Struggling to find any glimmer of hope, morality, humanity and intellectual sophistication among my mentors, I still recall the young nephrologist who silenced Sudan's senior-most urologist at that time when the latter took only two seconds after my presentation to exclaim "chop off the testicles and give her stilbestrol." I also remember the other urologists who clamored with good will to offer subsidizing the surgery and travel costs for H.A. and family to go to London, where the male option could be better performed if that is what the family chose. One senior urologist even suggested that he bring an enlightened cleric to advise the next conference on the religious implications he suspected would be relevant for the family to know, as H.A. would have a massive share of inheritance from the father if deemed male, rather than if considered female, according to Islamic law.
Reflecting back on my bitterness about being powerless to do any more at that time, I try to make sense of this profession by analyzing the views of the senior urologists and nephrologists at the conference. Though depressing, their views were consistent with and mirrored the ideological views and stances they espoused throughout their medical and subsequent political careers. In fact, the surgeon who hastily recommended "chopping off the testicles" (among other offensive and gender-biased statements he made during the debate) went on to head one of Sudan's universities in the early 1990s. Moreover, some of the others who shared this view on H.A. during the conference have since gone on to control the medical profession in today's Sudan with ideological views and actions so regressive and oppressive that some have recently established and/or defended the creation of a clinic to actually perform FGM in Khartoum.
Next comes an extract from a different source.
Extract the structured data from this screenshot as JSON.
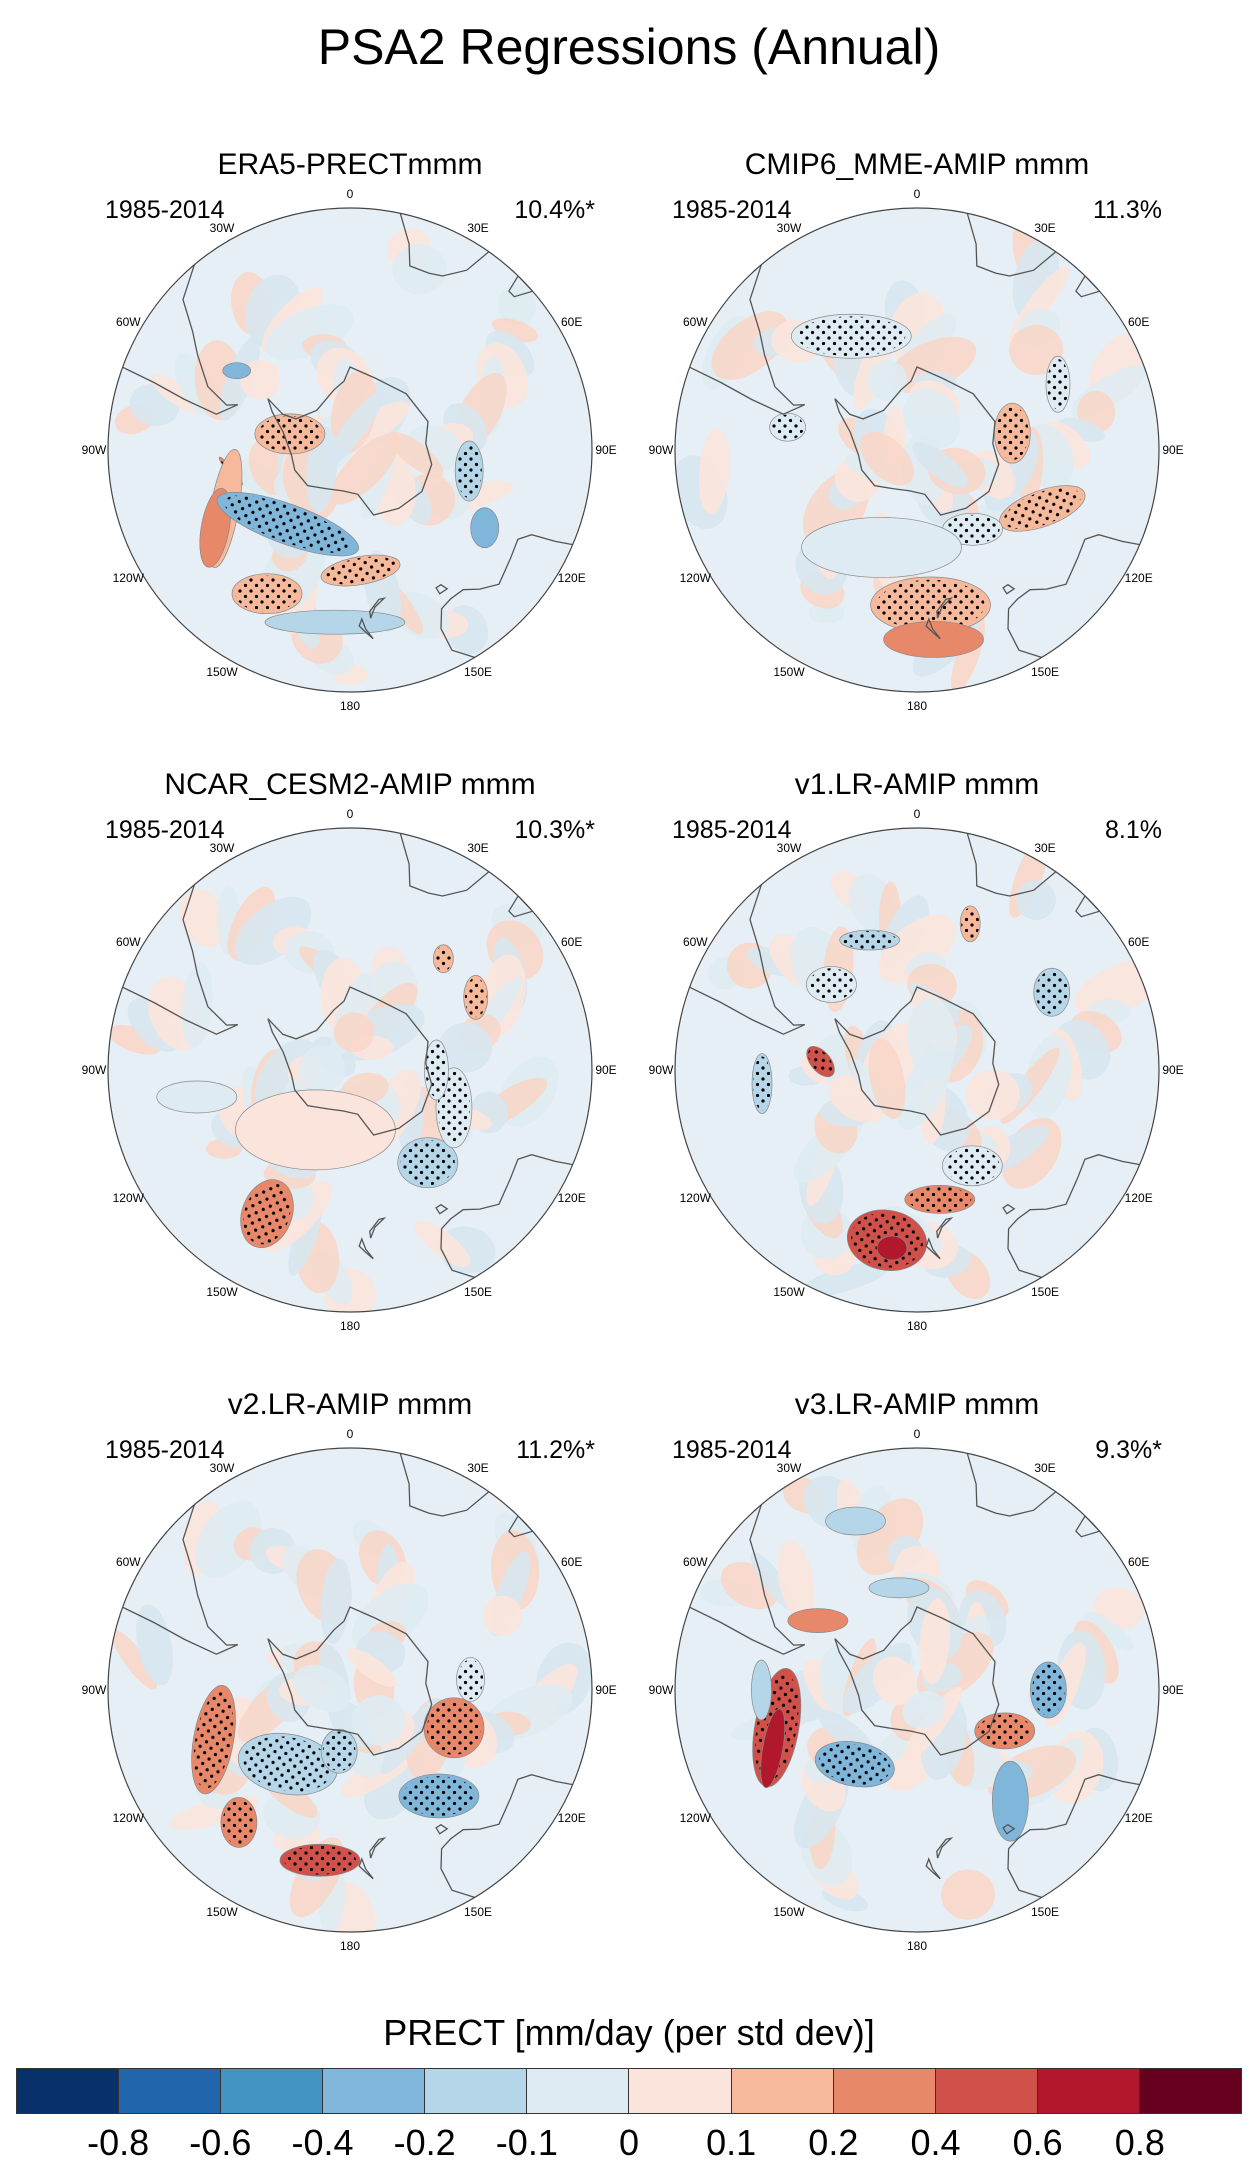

In conclusion, H.A.'s misfortunes were compounded twofold: first, being born in a country where poverty, illiteracy and abuse of sexual/reproductive rights are so pervasive, and second, coming under the care of certain unscrupulous medical professionals who readily violate their oath by neglecting their duty to uphold sexual, reproductive, patient and human rights.
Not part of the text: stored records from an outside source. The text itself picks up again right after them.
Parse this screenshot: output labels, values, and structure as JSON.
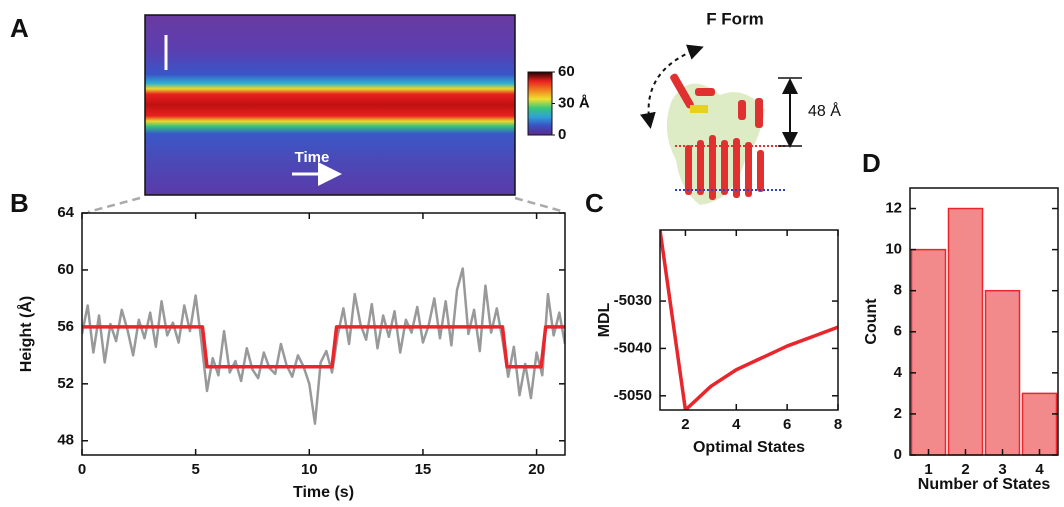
{
  "panel_labels": [
    "A",
    "B",
    "C",
    "D"
  ],
  "annotations": {
    "time_arrow": "Time",
    "structure_title": "F Form",
    "height_label": "48 Å"
  },
  "chart_data": [
    {
      "type": "colorbar",
      "ylim": [
        0,
        60
      ],
      "yticks": [
        0,
        {
          "value": 30,
          "label": "30 Å"
        },
        60
      ],
      "colors": [
        "#5b2a8c",
        "#3a4fc0",
        "#2fa0d8",
        "#38c878",
        "#f0e030",
        "#f08020",
        "#e82020",
        "#200000"
      ]
    },
    {
      "type": "line",
      "xlabel": "Time (s)",
      "ylabel": "Height (Å)",
      "xlim": [
        0,
        21.25
      ],
      "xticks": [
        0,
        5,
        10,
        15,
        20
      ],
      "ylim": [
        47,
        64
      ],
      "yticks": [
        48,
        52,
        56,
        60,
        64
      ],
      "series": [
        {
          "color": "#999999",
          "linewidth": 2.5,
          "x": [
            0,
            0.25,
            0.5,
            0.75,
            1,
            1.25,
            1.5,
            1.75,
            2,
            2.25,
            2.5,
            2.75,
            3,
            3.25,
            3.5,
            3.75,
            4,
            4.25,
            4.5,
            4.75,
            5,
            5.25,
            5.5,
            5.75,
            6,
            6.25,
            6.5,
            6.75,
            7,
            7.25,
            7.5,
            7.75,
            8,
            8.25,
            8.5,
            8.75,
            9,
            9.25,
            9.5,
            9.75,
            10,
            10.25,
            10.5,
            10.75,
            11,
            11.25,
            11.5,
            11.75,
            12,
            12.25,
            12.5,
            12.75,
            13,
            13.25,
            13.5,
            13.75,
            14,
            14.25,
            14.5,
            14.75,
            15,
            15.25,
            15.5,
            15.75,
            16,
            16.25,
            16.5,
            16.75,
            17,
            17.25,
            17.5,
            17.75,
            18,
            18.25,
            18.5,
            18.75,
            19,
            19.25,
            19.5,
            19.75,
            20,
            20.25,
            20.5,
            20.75,
            21,
            21.25
          ],
          "values": [
            55.5,
            57.5,
            54.2,
            56.8,
            53.5,
            56.2,
            55,
            57.2,
            55.8,
            54,
            56.5,
            55.2,
            57,
            54.6,
            57.8,
            55.4,
            56.3,
            54.9,
            57.5,
            55.7,
            58.2,
            55,
            51.5,
            53.8,
            52.6,
            55.7,
            52.8,
            53.6,
            52.2,
            54.5,
            53,
            52.4,
            54.2,
            53.1,
            52.7,
            54.8,
            53.3,
            52.5,
            54,
            53.2,
            52,
            49.2,
            53.5,
            54.3,
            52.8,
            55.4,
            57.3,
            54.8,
            58.3,
            56.2,
            55.1,
            57.6,
            54.5,
            56.8,
            55.3,
            57.1,
            54.2,
            56.5,
            55.6,
            57.4,
            54.9,
            56.1,
            58,
            55.2,
            57.8,
            54.7,
            58.6,
            60.1,
            55.5,
            57.2,
            54.3,
            58.9,
            55.6,
            57.3,
            55.1,
            52.5,
            54.6,
            51.2,
            53.4,
            51,
            54.2,
            52.6,
            58.3,
            55.4,
            57,
            54.8
          ]
        },
        {
          "color": "#e8262c",
          "linewidth": 3.5,
          "x": [
            0,
            5.3,
            5.5,
            11,
            11.2,
            18.5,
            18.7,
            20.2,
            20.4,
            21.25
          ],
          "values": [
            56,
            56,
            53.2,
            53.2,
            56,
            56,
            53.2,
            53.2,
            56,
            56
          ]
        }
      ]
    },
    {
      "type": "line",
      "xlabel": "Optimal States",
      "ylabel": "MDL",
      "xlim": [
        1,
        8
      ],
      "xticks": [
        2,
        4,
        6,
        8
      ],
      "ylim": [
        -5053,
        -5015
      ],
      "yticks": [
        -5030,
        -5040,
        -5050
      ],
      "series": [
        {
          "color": "#e8262c",
          "linewidth": 3.5,
          "x": [
            1,
            2,
            3,
            4,
            5,
            6,
            7,
            8
          ],
          "values": [
            -5015,
            -5053,
            -5048,
            -5044.5,
            -5042,
            -5039.5,
            -5037.5,
            -5035.5
          ]
        }
      ]
    },
    {
      "type": "bar",
      "xlabel": "Number of States",
      "ylabel": "Count",
      "categories": [
        "1",
        "2",
        "3",
        "4"
      ],
      "values": [
        10,
        12,
        8,
        3
      ],
      "color": "#f28a8c",
      "edgecolor": "#e8262c",
      "ylim": [
        0,
        13
      ],
      "yticks": [
        0,
        2,
        4,
        6,
        8,
        10,
        12
      ]
    }
  ]
}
The lack of mechanisms for peer accountability, enforcing patient/consumer rights, effective legal recourse, as well as a deeply disempowered population will unfortunately guarantee that such doctors will continue to do harm with impunity.
Akram Ali Eltom has worked in Sudan's Ministry of Health, as well as a number of international development organizations including UNDP, Save the Children, USAID, UNICEF and IOM. Since 2004, he has worked for WHO as HIV/AIDS Team Leader, first in Russia and currently in Ethiopia. He was born in Omdurman City (Sudan) and spent his childhood in Ethiopia, Italy and Sudan.